Grant's store-branded electronic and other goods were named "Bradford" after Bradford County, Pennsylvania, the county where William Thomas Grant was born.
Canadian retailer Zellers concluded a deal with the W.T. Grant Company. The Grant Company was allowed to purchase 10% of Zellers common shares, and was given options that eventually translated into a 51% effective ownership of Zellers in 1959. In return for this, the "Grant Company [was] making available to Zellers its experience on matters of merchandise, real estate, store development, and general administration". Zellers employees were sent to Grant stores and head office for training and together they made common buying trips to Asia, a practice that benefited both companies. By 1976, the Grant Company withdrew from Zellers.[2]
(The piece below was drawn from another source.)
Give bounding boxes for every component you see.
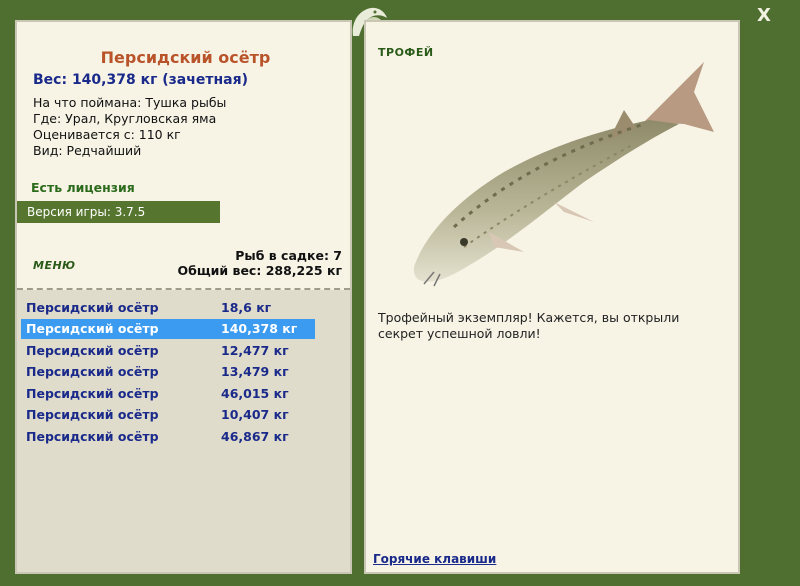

The W. T. Grant story ended in 1976 in the then-second biggest bankruptcy in US history.[3] While there is some argument over exactly which combination of decisions caused this, all these decisions were made by an unchecked management layer and the bankruptcy is considered the "beginning of the end of" idea that US company directors had complete control over their company and no obligation to the company's shareholders to make 'the best' decisions to maintain company value and survival.
The most apparent cause of the bankruptcy was the company's decision to extend store credit to all customers, with no attempt made to assess the customer's ability to repay. Each of the company's stores had credit managers who authorized the opening of store credit accounts, which resulted in many customers having credit accounts with more than one of the company's stores. In addition, there existed no centralized control or record-keeping of store credit accounts which resulted in noncollectable accounts. The credit was recovered in 1976 by Irwin Jacobs who with the backing of Carl Pohlad purchased their consumer accounts receivable account of $276.3 million for $44 million and 5% of first years sales (The Wall Street Journal July 30, 1980).
This initiative to extend credit to all customers was made in 1969, during a prosperous period in US history, and at a time when Grant was expanding into new areas of the US and hopeful of pulling customers from rival Kresge and other department-store companies. The low number of defaulters on small loans at this time meant that the credit arrangements looked like a good idea, but the complete absence of any credit check, and the low minimum repayment terms offered by Grant were extreme, even for the times. When the economic expansion slowed in 1970/1971 the balance shifted and the credit arrangement became more of a liability than an asset. Nevertheless no decision was made to change or halt this before 1974 when the company's collapse was already a certainty.